Evaluation of Physics Informed Neural Networks in engineering simple structural analysis problems

Detta är en Master-uppsats från Uppsala universitet/Institutionen för informationsteknologi

Författare: Georgios Nentidis; [2023]

Nyckelord: ;

Sammanfattning: Neural Networks have found many applications for a long time in Machine Learning in different disciplines, and have especially flourished in the last decade because of the ever-increasing processing power especially from GPUs. Because of their ability to operate as universal function approximators and model nonlinear processes, attempts have been made in recent years to be also used for modeling partial differential equation (PDE) solutions. PDEs govern almost any engineering problem and in the past decades numerical methods like finite elements dominate the solving of such problems. The idea behind using a neural network to approximate the solution of a PDE is to incorporate the equations into its training process and then use them to regulate it. This makes it a Physics Informed Neural Network (PINN).  In this paper we are using a PINN to model an elastodynamics problem and more specifically a plane stress problem. Both data produced by a traditional solver and the governing PDEs with boundary conditions (BC), are incorporated into the loss function of the PINN, which is then minimized to regulate the network. The data help the training process, especially in this “soft” manner of enforcing BC, but they can be omitted completely to have the PINN function as a mesh-free solver. Both those two methods of training have been implemented and they have been compared with a traditional data-only training method of a neural network. Multiple neural networks have been used to represent the inputs and both displacement and stress components have been taken as the output.
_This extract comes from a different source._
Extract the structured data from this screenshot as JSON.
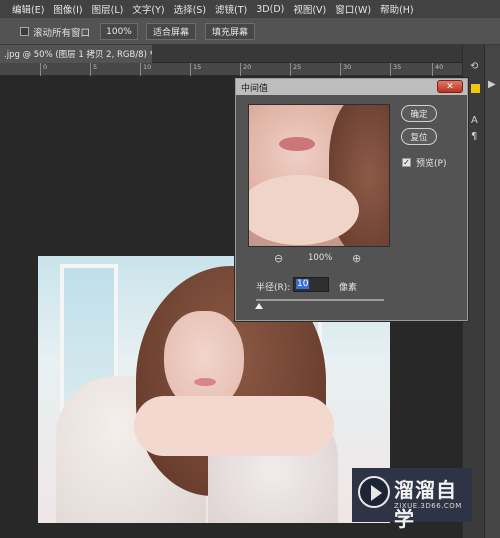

Different neural network complexities have been used and compared. The PINNs have proven to reach acceptable errors faster than the traditional neural networks, with less complexity, less data and less overfitting. They have also proven to behave quite well as surrogate models by being used to generate thicker grids than those used for training. The soft manner of enforcing BC though did not work acceptably when removing the data completely from the training process. Results confirm PINNs being apromising method in computational applications, but require still more refinement and investigation.